Lachende Frau Schwarzweiß

Jeder Mensch geht durch härtere Zeiten, und jeder Mensch befindet sich gelegentlich in schlechter Stimmung. Wenn du dich in einer tiefen Phase befindest, akzeptiere deine Gefühle und versuche, sie auszudrücken, aber bleib nicht zu lang in dieser Stimmung, und lass dich nicht in ein tiefes Loch ziehen.

Oft wird angenommen, dass Launen und Stimmungen von allein kommen und gehen, und dass man selbst sie nicht beeinflussen kann. Man muss sich zwar dazu trainieren, aber du kannst lernen, deine Stimmung zu lenken und zu ändern. Wenn du gelernt hast, dich aus einer depressiven Phase zu ziehen, wirst ein glücklicherer und gesünderer Mensch.

Wenn du auch zunächst die Stimmung nicht einfach wegdenken kannst, hast du doch Kontrolle über deine Gedanken und deine Wahrnehmung. Lenke deine Gedanken bewusst in eine positive Richtung und bleibe auf dieser positiven Welle. Konzentriere dich bewusst auf schöne Dinge in deiner unmittelbaren Umwelt. PositiveGedanken führen zur Ausschüttung von Glückshormonen und tragen so dazu bei, dass deine Gefühle sich positiv verändern.

Es ist meistens nicht leicht, seine Gedanken aus einer negativen Sicht in eine positive zu leiten, deshalb musst du manchmal ein bisschen tricksen. Mach etwas anderes, als dass, was du gerade tust.
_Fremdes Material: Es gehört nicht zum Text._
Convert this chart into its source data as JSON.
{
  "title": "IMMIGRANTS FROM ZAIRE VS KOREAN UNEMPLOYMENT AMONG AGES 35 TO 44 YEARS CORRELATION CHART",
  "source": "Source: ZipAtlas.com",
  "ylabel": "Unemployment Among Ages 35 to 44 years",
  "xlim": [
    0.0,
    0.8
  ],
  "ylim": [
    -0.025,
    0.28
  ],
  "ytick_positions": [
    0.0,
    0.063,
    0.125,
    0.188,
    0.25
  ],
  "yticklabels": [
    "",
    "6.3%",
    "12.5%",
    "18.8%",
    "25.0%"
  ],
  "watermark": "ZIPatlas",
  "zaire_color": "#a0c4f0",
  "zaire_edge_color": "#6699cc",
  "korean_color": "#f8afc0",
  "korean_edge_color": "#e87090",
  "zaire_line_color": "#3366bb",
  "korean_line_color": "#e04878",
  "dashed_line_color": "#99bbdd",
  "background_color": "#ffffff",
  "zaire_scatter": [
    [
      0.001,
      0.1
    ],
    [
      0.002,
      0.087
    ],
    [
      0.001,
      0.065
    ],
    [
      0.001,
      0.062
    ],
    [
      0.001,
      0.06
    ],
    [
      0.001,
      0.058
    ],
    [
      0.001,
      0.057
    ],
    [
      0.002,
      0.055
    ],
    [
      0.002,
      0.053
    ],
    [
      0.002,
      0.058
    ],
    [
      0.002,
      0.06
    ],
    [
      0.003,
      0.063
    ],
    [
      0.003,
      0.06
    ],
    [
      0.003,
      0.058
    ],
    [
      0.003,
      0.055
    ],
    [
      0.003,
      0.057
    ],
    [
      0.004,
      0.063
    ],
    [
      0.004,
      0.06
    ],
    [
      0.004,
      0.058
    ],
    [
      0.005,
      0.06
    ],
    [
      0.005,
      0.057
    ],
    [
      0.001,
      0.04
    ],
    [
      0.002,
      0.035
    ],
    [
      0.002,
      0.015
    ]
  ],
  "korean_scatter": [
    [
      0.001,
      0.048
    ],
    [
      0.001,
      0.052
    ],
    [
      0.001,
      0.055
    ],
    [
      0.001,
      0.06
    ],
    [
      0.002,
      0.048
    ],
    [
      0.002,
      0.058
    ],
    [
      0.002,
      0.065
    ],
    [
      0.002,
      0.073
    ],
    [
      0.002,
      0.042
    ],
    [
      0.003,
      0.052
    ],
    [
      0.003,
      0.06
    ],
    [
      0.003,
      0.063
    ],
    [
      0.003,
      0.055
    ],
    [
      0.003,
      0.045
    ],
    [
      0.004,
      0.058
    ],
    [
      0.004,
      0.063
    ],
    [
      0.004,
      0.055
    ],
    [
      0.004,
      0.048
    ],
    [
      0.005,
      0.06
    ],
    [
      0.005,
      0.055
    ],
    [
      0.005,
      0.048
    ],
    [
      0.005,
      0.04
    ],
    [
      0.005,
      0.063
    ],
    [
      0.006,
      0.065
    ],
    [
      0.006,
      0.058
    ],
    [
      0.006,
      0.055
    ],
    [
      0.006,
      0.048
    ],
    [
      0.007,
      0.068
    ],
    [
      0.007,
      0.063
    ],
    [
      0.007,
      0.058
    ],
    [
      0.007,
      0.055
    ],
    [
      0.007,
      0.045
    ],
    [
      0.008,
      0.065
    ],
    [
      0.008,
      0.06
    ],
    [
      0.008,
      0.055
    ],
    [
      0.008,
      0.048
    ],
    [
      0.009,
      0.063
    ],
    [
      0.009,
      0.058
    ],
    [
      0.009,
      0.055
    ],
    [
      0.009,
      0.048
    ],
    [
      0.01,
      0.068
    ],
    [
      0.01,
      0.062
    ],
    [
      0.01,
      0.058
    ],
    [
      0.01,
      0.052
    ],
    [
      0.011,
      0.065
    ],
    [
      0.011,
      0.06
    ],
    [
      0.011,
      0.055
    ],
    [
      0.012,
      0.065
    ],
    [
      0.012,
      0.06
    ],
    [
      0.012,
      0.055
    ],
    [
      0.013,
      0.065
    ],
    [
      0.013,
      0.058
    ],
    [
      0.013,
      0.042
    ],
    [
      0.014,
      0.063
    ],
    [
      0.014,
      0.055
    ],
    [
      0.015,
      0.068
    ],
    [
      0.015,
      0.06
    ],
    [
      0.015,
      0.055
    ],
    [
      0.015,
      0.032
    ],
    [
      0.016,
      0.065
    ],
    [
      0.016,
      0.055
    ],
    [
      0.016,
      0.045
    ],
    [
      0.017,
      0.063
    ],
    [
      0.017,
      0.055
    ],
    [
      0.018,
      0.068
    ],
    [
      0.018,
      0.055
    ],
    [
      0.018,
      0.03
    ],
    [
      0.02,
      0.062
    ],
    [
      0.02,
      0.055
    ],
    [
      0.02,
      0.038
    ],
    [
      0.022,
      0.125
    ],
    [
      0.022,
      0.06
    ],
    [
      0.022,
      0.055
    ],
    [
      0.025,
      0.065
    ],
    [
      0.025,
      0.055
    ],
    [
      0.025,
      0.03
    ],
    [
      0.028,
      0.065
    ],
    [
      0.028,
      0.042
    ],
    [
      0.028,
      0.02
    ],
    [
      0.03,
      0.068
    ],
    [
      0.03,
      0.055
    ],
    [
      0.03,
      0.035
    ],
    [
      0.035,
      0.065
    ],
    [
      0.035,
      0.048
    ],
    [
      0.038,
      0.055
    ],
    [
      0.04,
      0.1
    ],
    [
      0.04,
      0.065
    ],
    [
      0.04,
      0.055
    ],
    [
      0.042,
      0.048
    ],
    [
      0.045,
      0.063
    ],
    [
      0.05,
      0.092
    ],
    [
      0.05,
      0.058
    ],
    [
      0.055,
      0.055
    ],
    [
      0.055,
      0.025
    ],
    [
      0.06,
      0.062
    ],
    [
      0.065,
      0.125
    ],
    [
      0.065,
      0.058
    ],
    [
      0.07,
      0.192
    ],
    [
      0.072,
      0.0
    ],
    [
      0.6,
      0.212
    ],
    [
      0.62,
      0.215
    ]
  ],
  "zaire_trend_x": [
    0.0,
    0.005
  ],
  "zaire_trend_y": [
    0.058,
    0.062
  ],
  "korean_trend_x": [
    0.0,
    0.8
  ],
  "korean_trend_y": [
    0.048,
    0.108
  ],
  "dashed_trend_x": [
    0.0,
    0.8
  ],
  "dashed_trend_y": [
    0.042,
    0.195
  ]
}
Gehe ein paar Minuten spazieren, höre Musik oder mach ein paar Lockerungsübungen.

Dinge, auf die du deine Gedanken lenken solltest sind zum Beispiel ein besonders schönes Erlebnis oder eine geliebte Person; konzentrier dich auf deine Ziele oder träume von einem schönen Urlaubsort. 

Lach dich in eine bessere Stimmung

Es mag seltsam klingen, aber Lachen ist ein guter Stimmungsfilter. Es ist wissenschaftlich erwiesen, dass, wenn man lacht, auch wenn es zunächst ein gezwungenes Lachen ist, sich die Stimmung nach einigen Minuten unweigerlich hebt. Versuche, etwa jede Stunde ein paar Mal zu lächeln und an fünf Dinge zu denken, für die du dankbar bist.

Deine Körperhaltung hat sehr viel Einfluss auf deine Gefühlslage. Wenn du dich in einer schlechten Phase befindest, neigst du dazu, deinen Körper sacken und deine Schulter hängen zu lassen. Richte dich stolz und gerade auf, hebe bewusst deine Schultern. Natürlich ohne dabei zu verkrampfen. Du wirst sehen, wenn du deinen Körper aufrecht und gerade trägst, wird sich dein Selbstwertgefühl heben und damit deine schlechte Laune schwächer werden.

Ein wenig Bewegung bringt den Kreislauf in Schwung, lockert die Muskeln und lenkt dich von trüben Gedanken ab.

Wenn du gerade eine wirklich schwere Zeit hast, weine dich ruhig aus, wenn dir danach ist. Du sollst nicht deine Gefühle in dir verschließen. Wenn du dich ausgeweint hast, setze dir ein Zeitlimit für die traurige Phase und mache dich dann bereit, nach vorn zu blicken.